Norton Rose Fulbright hikes NQ salaries after upping pay for rank-and-file staff

By Louis Goss

City law firm Norton Rose Fulbright today said it would hand out up to 10 per cent pay rises to its rank-and-file staff after the firm upped pay for its newly-qualified lawyers to heights of £105,000 a year.

The law firm today said it would give out pay rises of at least 5 per cent to all of its workers on salaries of less than £48,000 per annum to help them manage the UK’s “ongoing cost of living crisis”.

The City law firm said it will increase the base pay of all UK full time employees on salaries lower than £48,000 a year by rates of 5-10 per cent from 1 September.
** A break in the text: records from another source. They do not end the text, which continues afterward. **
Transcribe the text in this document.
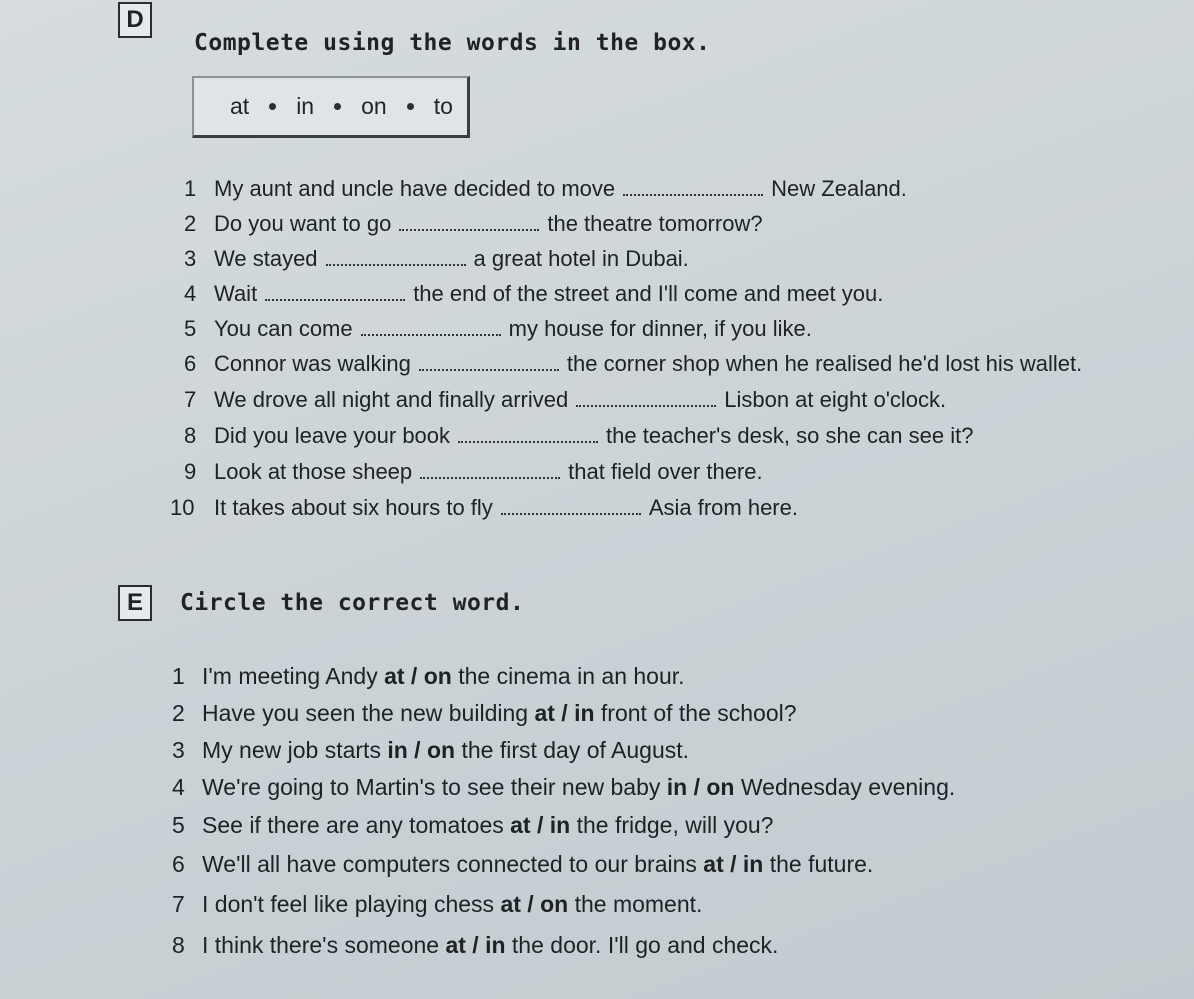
D
Complete using the words in the box.
at in on to
1 My aunt and uncle have decided to move	New Zealand.
2 Do you want to go	the theatre tomorrow?
3 We stayed	a great hotel in Dubai.
4 Wait	the end of the street and I'll come and meet you.
5 You can come	my house for dinner, if you like.
6 Connor was walking	the corner shop when he realised he'd lost his wallet.
7 We drove all night and finally arrived	Lisbon at eight o'clock.
8 Did you leave your book	the teacher's desk, so she can see it?
9 Look at those sheep	that field over there.
10 It takes about six hours to fly	Asia from here.
E	Circle the correct word.
1 I'm meeting Andy at / on the cinema in an hour.
2 Have you seen the new building at / in front of the school?
3 My new job starts in / on the first day of August.
4 We're going to Martin's to see their new baby in / on Wednesday evening.
5 See if there are any tomatoes at / in the fridge, will you?
6 We'll all have computers connected to our brains at / in the future.
7 I don't feel like playing chess at / on the moment.
8 I think there's someone at / in the door. I'll go and check.
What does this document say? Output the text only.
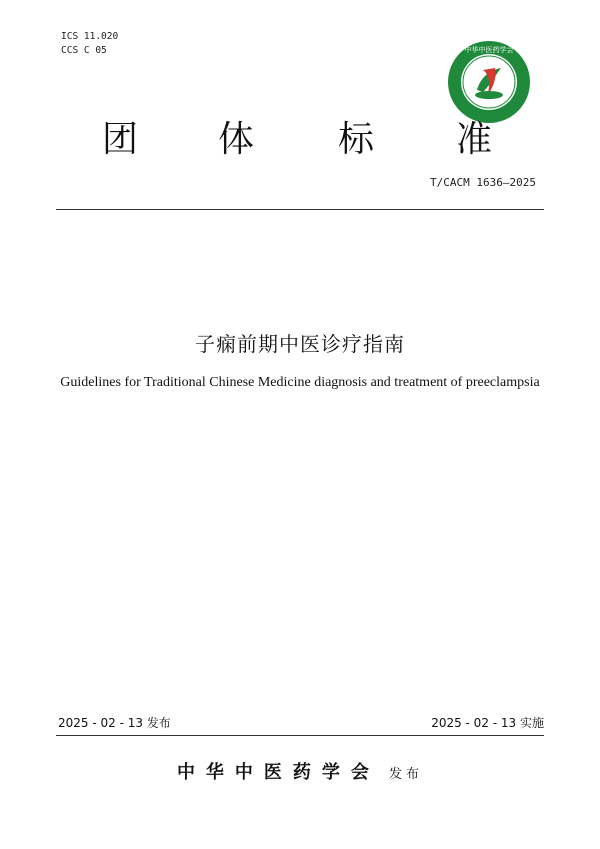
ICS 11.020
CCS C 05	中华中医药学会
团 体 标 准
T/CACM 1636—2025
子痫前期中医诊疗指南
Guidelines for Traditional Chinese Medicine diagnosis and treatment of preeclampsia
2025 - 02 - 13 发布	2025 - 02 - 13 实施
中华中医药学会 发布
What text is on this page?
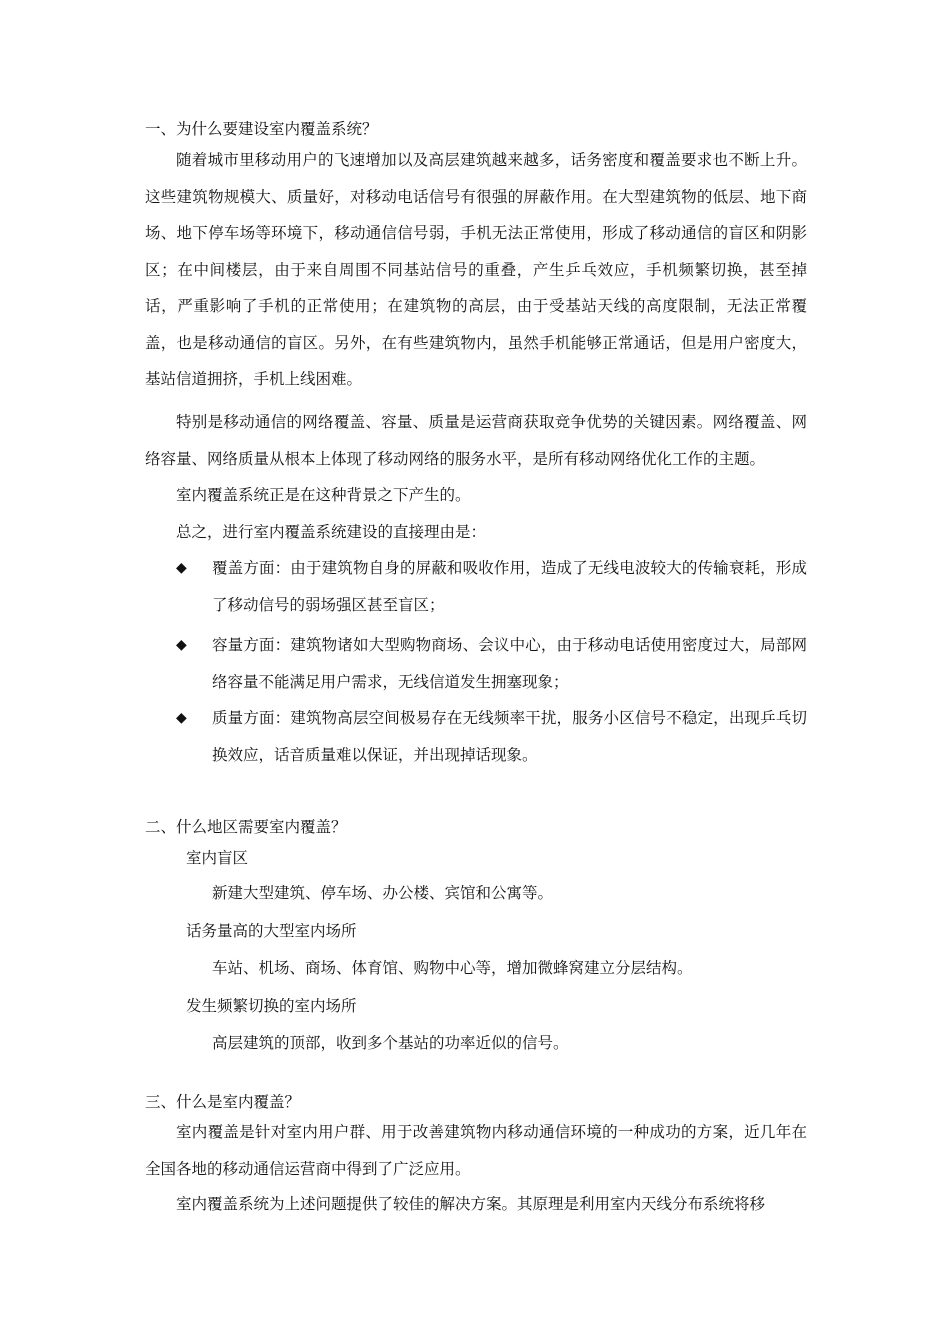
一、为什么要建设室内覆盖系统？
随着城市里移动用户的飞速增加以及高层建筑越来越多，话务密度和覆盖要求也不断上升。这些建筑物规模大、质量好，对移动电话信号有很强的屏蔽作用。在大型建筑物的低层、地下商场、地下停车场等环境下，移动通信信号弱，手机无法正常使用，形成了移动通信的盲区和阴影区；在中间楼层，由于来自周围不同基站信号的重叠，产生乒乓效应，手机频繁切换，甚至掉话，严重影响了手机的正常使用；在建筑物的高层，由于受基站天线的高度限制，无法正常覆盖，也是移动通信的盲区。另外，在有些建筑物内，虽然手机能够正常通话，但是用户密度大，基站信道拥挤，手机上线困难。
特别是移动通信的网络覆盖、容量、质量是运营商获取竞争优势的关键因素。网络覆盖、网络容量、网络质量从根本上体现了移动网络的服务水平，是所有移动网络优化工作的主题。
室内覆盖系统正是在这种背景之下产生的。
总之，进行室内覆盖系统建设的直接理由是：
◆	覆盖方面：由于建筑物自身的屏蔽和吸收作用，造成了无线电波较大的传输衰耗，形成了移动信号的弱场强区甚至盲区；
◆	容量方面：建筑物诸如大型购物商场、会议中心，由于移动电话使用密度过大，局部网络容量不能满足用户需求，无线信道发生拥塞现象；
◆	质量方面：建筑物高层空间极易存在无线频率干扰，服务小区信号不稳定，出现乒乓切换效应，话音质量难以保证，并出现掉话现象。
二、什么地区需要室内覆盖？
室内盲区
新建大型建筑、停车场、办公楼、宾馆和公寓等。
话务量高的大型室内场所
车站、机场、商场、体育馆、购物中心等，增加微蜂窝建立分层结构。
发生频繁切换的室内场所
高层建筑的顶部，收到多个基站的功率近似的信号。
三、什么是室内覆盖？
室内覆盖是针对室内用户群、用于改善建筑物内移动通信环境的一种成功的方案，近几年在全国各地的移动通信运营商中得到了广泛应用。
室内覆盖系统为上述问题提供了较佳的解决方案。其原理是利用室内天线分布系统将移
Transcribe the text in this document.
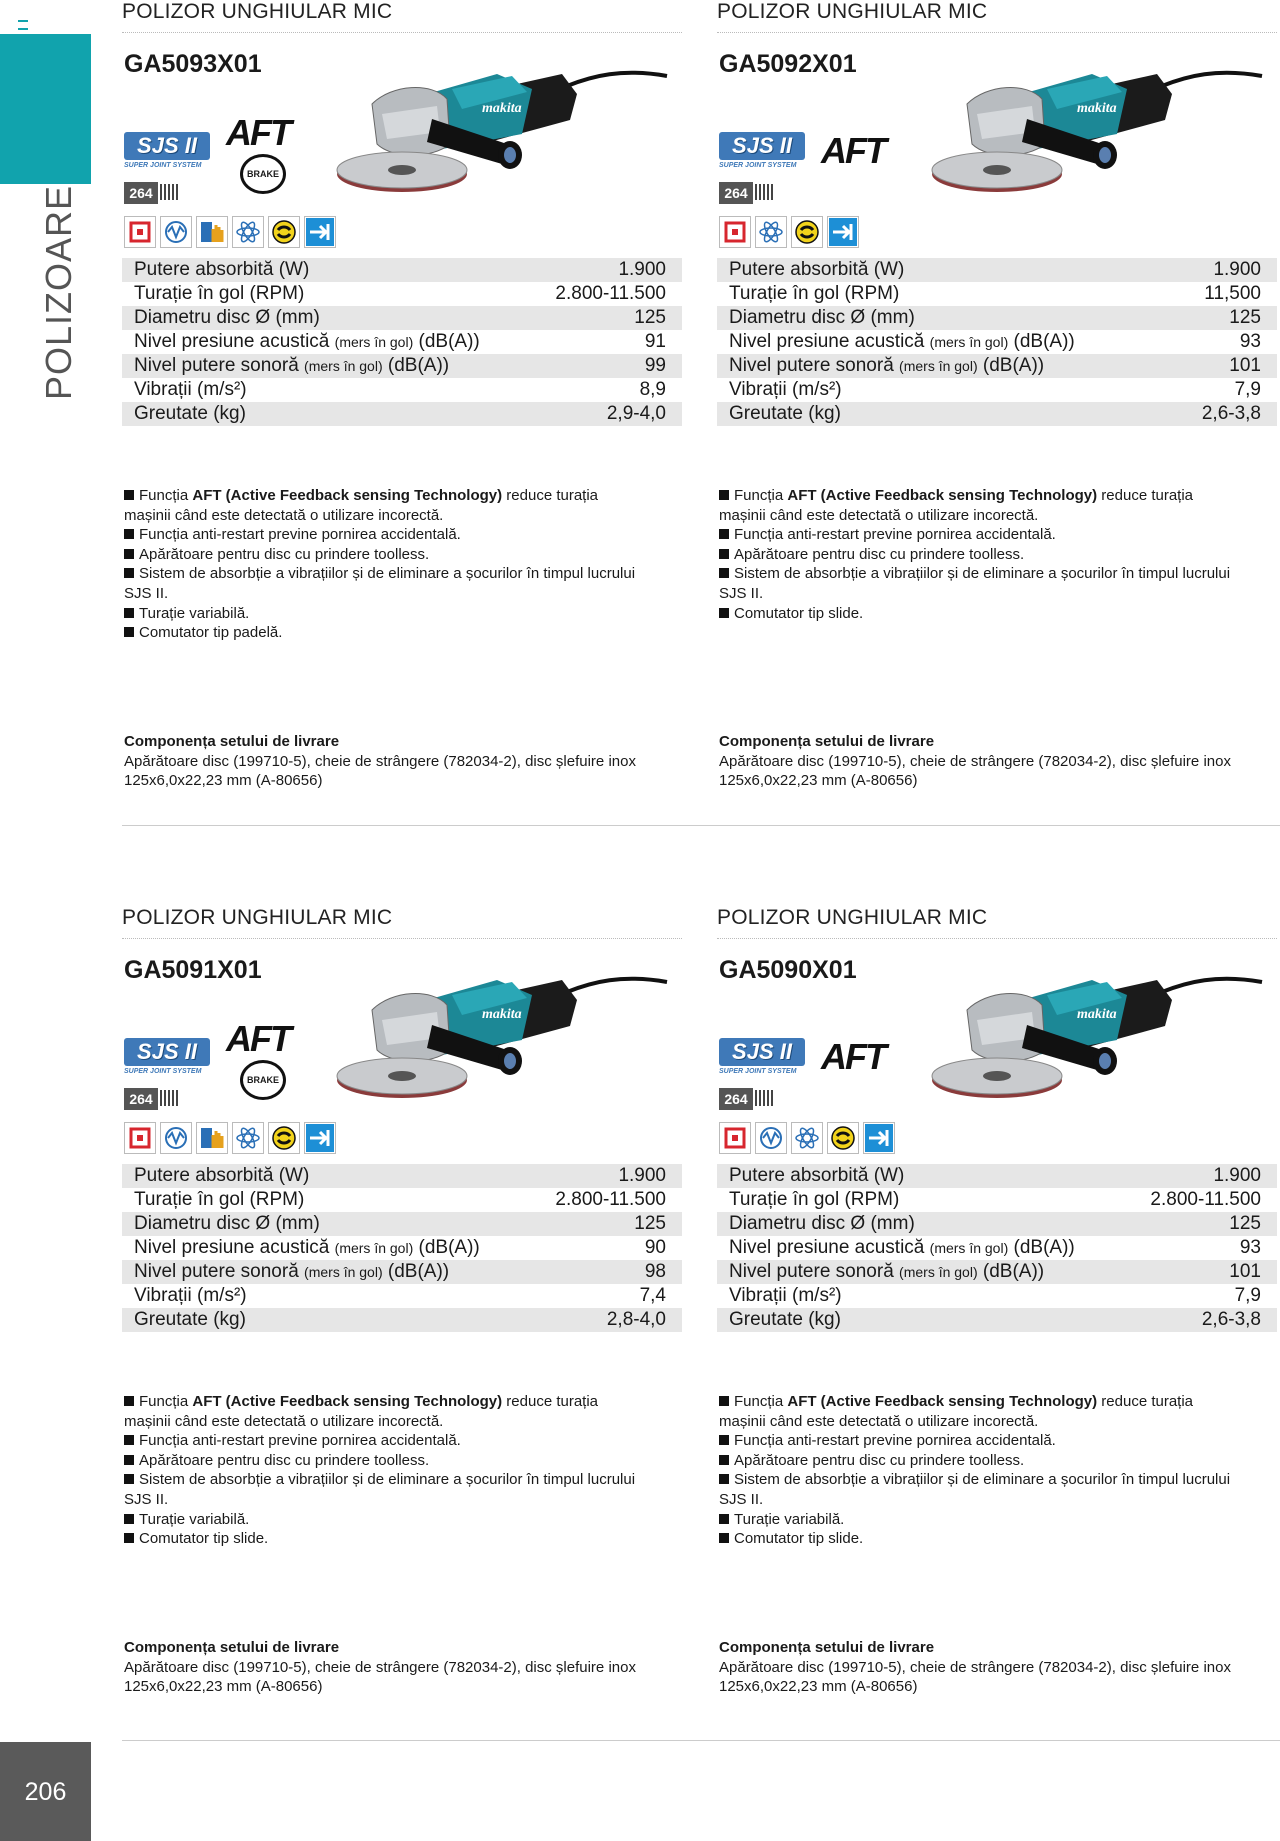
POLIZOARE
206
POLIZOR UNGHIULAR MIC
GA5093X01
makita
SJS II
SUPER JOINT SYSTEM
AFT
BRAKE
264
Putere absorbită (W)	1.900
Turație în gol (RPM)	2.800-11.500
Diametru disc Ø (mm)	125
Nivel presiune acustică (mers în gol) (dB(A))	91
Nivel putere sonoră (mers în gol) (dB(A))	99
Vibrații (m/s²)	8,9
Greutate (kg)	2,9-4,0
Funcția AFT (Active Feedback sensing Technology) reduce turația
mașinii când este detectată o utilizare incorectă.
Funcția anti-restart previne pornirea accidentală.
Apărătoare pentru disc cu prindere toolless.
Sistem de absorbție a vibrațiilor și de eliminare a șocurilor în timpul lucrului
SJS II.
Turație variabilă.
Comutator tip padelă.
Componența setului de livrare
Apărătoare disc (199710-5), cheie de strângere (782034-2), disc șlefuire inox
125x6,0x22,23 mm (A-80656)
POLIZOR UNGHIULAR MIC
GA5092X01
makita
SJS II
SUPER JOINT SYSTEM AFT
264
Putere absorbită (W)	1.900
Turație în gol (RPM)	11,500
Diametru disc Ø (mm)	125
Nivel presiune acustică (mers în gol) (dB(A))	93
Nivel putere sonoră (mers în gol) (dB(A))	101
Vibrații (m/s²)	7,9
Greutate (kg)	2,6-3,8
Funcția AFT (Active Feedback sensing Technology) reduce turația
mașinii când este detectată o utilizare incorectă.
Funcția anti-restart previne pornirea accidentală.
Apărătoare pentru disc cu prindere toolless.
Sistem de absorbție a vibrațiilor și de eliminare a șocurilor în timpul lucrului
SJS II.
Comutator tip slide.
Componența setului de livrare
Apărătoare disc (199710-5), cheie de strângere (782034-2), disc șlefuire inox
125x6,0x22,23 mm (A-80656)
POLIZOR UNGHIULAR MIC
GA5091X01
makita
SJS II
SUPER JOINT SYSTEM
AFT
BRAKE
264
Putere absorbită (W)	1.900
Turație în gol (RPM)	2.800-11.500
Diametru disc Ø (mm)	125
Nivel presiune acustică (mers în gol) (dB(A))	90
Nivel putere sonoră (mers în gol) (dB(A))	98
Vibrații (m/s²)	7,4
Greutate (kg)	2,8-4,0
Funcția AFT (Active Feedback sensing Technology) reduce turația
mașinii când este detectată o utilizare incorectă.
Funcția anti-restart previne pornirea accidentală.
Apărătoare pentru disc cu prindere toolless.
Sistem de absorbție a vibrațiilor și de eliminare a șocurilor în timpul lucrului
SJS II.
Turație variabilă.
Comutator tip slide.
Componența setului de livrare
Apărătoare disc (199710-5), cheie de strângere (782034-2), disc șlefuire inox
125x6,0x22,23 mm (A-80656)
POLIZOR UNGHIULAR MIC
GA5090X01
makita
SJS II
SUPER JOINT SYSTEM AFT
264
Putere absorbită (W)	1.900
Turație în gol (RPM)	2.800-11.500
Diametru disc Ø (mm)	125
Nivel presiune acustică (mers în gol) (dB(A))	93
Nivel putere sonoră (mers în gol) (dB(A))	101
Vibrații (m/s²)	7,9
Greutate (kg)	2,6-3,8
Funcția AFT (Active Feedback sensing Technology) reduce turația
mașinii când este detectată o utilizare incorectă.
Funcția anti-restart previne pornirea accidentală.
Apărătoare pentru disc cu prindere toolless.
Sistem de absorbție a vibrațiilor și de eliminare a șocurilor în timpul lucrului
SJS II.
Turație variabilă.
Comutator tip slide.
Componența setului de livrare
Apărătoare disc (199710-5), cheie de strângere (782034-2), disc șlefuire inox
125x6,0x22,23 mm (A-80656)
The pay rises are aimed at providing “sustained, longer term support” to its staff in the face of the UK’s “ongoing cost of living crisis,” the law firm said.

The salary increases come as firms have faced criticism over decisions to hand out one-off bonuses instead of permanent pay hikes.

Alongside pay hikes for its rank-and-file workers the law firm today also said it would also up the basic salaries it pays out its newly-qualified (NQ) lawyers by around 10.5 per cent, to heights of £105,000 a year.

The law firm noted the pay rises could see NQ lawyers earn as much as £147,000 per annum, after performance bonuses are taken into account.

The firm said the pay hikes come in addition to its usual salary review processes.